Linux Most Attacked Server?

Anonymous guy who can't remember his login sent in a story from the Globe And Mail that says "During August, 67 per cent of all successful and verifiable digital attacks against on-line servers targeted Linux, followed by Microsoft Windows at 23.2 per cent. A total of 12,892 Linux on-line servers running e-business and information sites were successfully breached in that month, followed by 4,626 Windows servers."

Article Text

[epsalon]

Linux is favourite hacker target: Study

By JACK KAPICA
Globe and Mail Update

Linux, not Microsoft Windows, remains the most-attacked operating system, a British security company reports.

During August, 67 per cent of all successful and verifiable digital attacks against on-line servers targeted Linux, followed by Microsoft Windows at 23.2 per cent. A total of 12,892 Linux on-line servers running e-business and information sites were successfully breached in that month, followed by 4,626 Windows servers, according to the report.

Just 360 -- less than 2 per cent -- of BSD Unix servers were successfully breached in August.

The data comes from the London-based mi2g Intelligence Unit, which has been collecting data on overt digital attacks since 1995 and verifying them. Its database has tracked more than 280,000 overt digital attacks and 7,900 hacker groups.

Linux remained the most attacked operating system on-line during the past year, with 51 per cent of all successful overt digital attacks.

Microsoft Windows servers belonging to governments, however, were the most attacked (51.4 per cent) followed by Linux (14.3 per cent) in August.

The economic damage from the attacks, in lost productivity and recovery costs, fell below average in August, to $707-million (U.S.).

The overall economic damage in August from overt and covert attacks as well as viruses and worms stood at an all-time high of $28.2-billion.

The Sobig and MSBlast malware that afflict Microsoft platforms contributed significantly to the record estimate.

"The proliferation of Linux within the on-line server community coupled with inadequate knowledge of how to keep that environment secure when running vulnerable third-party applications is contributing to a consistently higher proportion of compromised Linux servers," mi29 chairman D.K. Matai said.

"Microsoft deserves credit for having reduced the proportion of successful on-line hacker attacks perpetrated against Windows servers."
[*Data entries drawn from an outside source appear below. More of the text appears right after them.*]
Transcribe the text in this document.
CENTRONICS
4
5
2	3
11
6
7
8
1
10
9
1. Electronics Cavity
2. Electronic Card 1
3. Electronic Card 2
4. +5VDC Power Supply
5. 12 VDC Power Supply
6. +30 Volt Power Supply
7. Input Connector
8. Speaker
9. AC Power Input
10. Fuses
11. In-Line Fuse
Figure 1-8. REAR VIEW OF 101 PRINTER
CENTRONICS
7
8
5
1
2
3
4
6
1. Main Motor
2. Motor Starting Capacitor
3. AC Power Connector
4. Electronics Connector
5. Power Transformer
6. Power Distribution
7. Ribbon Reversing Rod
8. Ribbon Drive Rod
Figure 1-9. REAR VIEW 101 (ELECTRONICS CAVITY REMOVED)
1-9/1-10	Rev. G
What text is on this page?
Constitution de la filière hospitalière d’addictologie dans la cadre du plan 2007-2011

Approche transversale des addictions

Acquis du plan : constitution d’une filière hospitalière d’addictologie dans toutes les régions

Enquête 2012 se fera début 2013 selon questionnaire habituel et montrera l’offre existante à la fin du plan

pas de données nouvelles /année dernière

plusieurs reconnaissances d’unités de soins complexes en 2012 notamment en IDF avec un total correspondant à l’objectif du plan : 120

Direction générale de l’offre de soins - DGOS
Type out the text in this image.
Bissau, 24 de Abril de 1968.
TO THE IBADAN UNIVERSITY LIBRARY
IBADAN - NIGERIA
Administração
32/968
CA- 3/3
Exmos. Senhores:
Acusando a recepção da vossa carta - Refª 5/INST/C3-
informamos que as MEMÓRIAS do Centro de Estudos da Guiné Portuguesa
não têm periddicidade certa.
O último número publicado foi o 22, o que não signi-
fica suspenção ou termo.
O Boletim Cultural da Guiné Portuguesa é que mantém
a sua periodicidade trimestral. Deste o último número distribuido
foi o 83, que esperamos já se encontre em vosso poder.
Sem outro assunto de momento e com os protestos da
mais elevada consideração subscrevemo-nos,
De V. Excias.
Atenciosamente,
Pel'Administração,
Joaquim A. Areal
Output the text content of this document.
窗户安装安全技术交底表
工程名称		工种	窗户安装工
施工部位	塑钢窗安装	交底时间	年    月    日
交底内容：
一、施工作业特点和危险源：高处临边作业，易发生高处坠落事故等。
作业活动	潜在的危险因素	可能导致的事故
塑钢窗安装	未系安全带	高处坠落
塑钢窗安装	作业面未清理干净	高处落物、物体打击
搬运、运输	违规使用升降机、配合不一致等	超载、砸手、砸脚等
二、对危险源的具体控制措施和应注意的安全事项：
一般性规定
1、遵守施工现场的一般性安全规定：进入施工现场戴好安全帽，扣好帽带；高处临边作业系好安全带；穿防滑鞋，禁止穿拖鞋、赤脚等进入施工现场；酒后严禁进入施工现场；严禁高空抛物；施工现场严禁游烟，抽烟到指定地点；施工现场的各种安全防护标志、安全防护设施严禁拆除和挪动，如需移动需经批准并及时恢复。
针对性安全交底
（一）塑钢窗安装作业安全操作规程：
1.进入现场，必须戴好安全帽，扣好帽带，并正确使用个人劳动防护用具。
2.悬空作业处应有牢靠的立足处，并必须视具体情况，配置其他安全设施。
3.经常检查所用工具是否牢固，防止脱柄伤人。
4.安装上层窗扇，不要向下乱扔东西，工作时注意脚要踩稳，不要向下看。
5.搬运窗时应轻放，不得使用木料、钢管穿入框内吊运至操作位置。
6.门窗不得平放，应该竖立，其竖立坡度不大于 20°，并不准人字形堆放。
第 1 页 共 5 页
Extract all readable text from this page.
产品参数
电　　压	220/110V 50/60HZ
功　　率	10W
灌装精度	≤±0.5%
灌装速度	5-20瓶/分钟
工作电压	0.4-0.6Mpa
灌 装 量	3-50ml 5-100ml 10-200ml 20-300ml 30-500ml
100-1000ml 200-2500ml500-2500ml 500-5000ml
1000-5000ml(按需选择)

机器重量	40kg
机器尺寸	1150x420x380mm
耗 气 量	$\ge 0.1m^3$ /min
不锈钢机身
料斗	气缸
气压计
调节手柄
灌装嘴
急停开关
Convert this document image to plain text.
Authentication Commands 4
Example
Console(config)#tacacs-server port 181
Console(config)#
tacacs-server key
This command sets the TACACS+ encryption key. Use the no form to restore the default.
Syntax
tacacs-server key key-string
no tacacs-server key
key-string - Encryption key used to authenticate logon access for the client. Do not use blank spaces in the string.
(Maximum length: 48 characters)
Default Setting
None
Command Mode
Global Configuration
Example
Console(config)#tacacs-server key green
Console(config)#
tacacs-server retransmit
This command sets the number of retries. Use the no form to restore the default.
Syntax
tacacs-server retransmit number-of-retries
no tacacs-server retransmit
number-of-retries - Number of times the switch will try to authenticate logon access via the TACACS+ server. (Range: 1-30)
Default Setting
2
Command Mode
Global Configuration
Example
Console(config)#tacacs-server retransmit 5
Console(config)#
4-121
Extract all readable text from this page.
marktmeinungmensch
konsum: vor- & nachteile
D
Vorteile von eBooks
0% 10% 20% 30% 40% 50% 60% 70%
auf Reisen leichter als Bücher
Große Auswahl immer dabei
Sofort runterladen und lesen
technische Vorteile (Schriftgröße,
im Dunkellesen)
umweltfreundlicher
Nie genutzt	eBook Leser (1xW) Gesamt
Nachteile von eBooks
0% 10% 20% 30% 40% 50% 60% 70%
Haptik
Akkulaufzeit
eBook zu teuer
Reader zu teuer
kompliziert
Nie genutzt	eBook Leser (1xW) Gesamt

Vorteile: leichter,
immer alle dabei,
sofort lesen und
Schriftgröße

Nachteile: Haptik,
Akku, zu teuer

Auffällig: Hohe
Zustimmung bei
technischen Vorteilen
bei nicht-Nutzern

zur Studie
Not to make light of their study

[greechneb]

But how many of these were attacks successful on machines without the correct patches? How many were because of scripting problems on webpages? How many were configured incorrectly? Behind poor firewalls? This doesn't break down what kind of attacks they were. You can't make generalizations without complete information.

Right but what proportion...

[Ex+Machina]

of all Linux ecommerce servers were compromised versus their Windows counterparts?

Re:that accounts for only 90.2 percent??

[akedia]

Uh, ever heard of Solaris? FreeBSD? Companies still run web servers on these operating systems, because Solaris and FreeBSD whip the llama's ass in stability over Linux.

Also, there are some companies that will mess with HTTP headers to return different strings or no string at all, and in the case of Netcraft these don't get counted towards the final numbers. Apache is easily configured to return whatever server string you desire.

Re:successful attacks were linux = 51% or 67% ?

[agallagh42]

The key word in the second sentence is "overt". I think they separated the stats for overt and covert attacks, for some reason.

Still, very confusingly written article, some kind of chart would make it much clearer.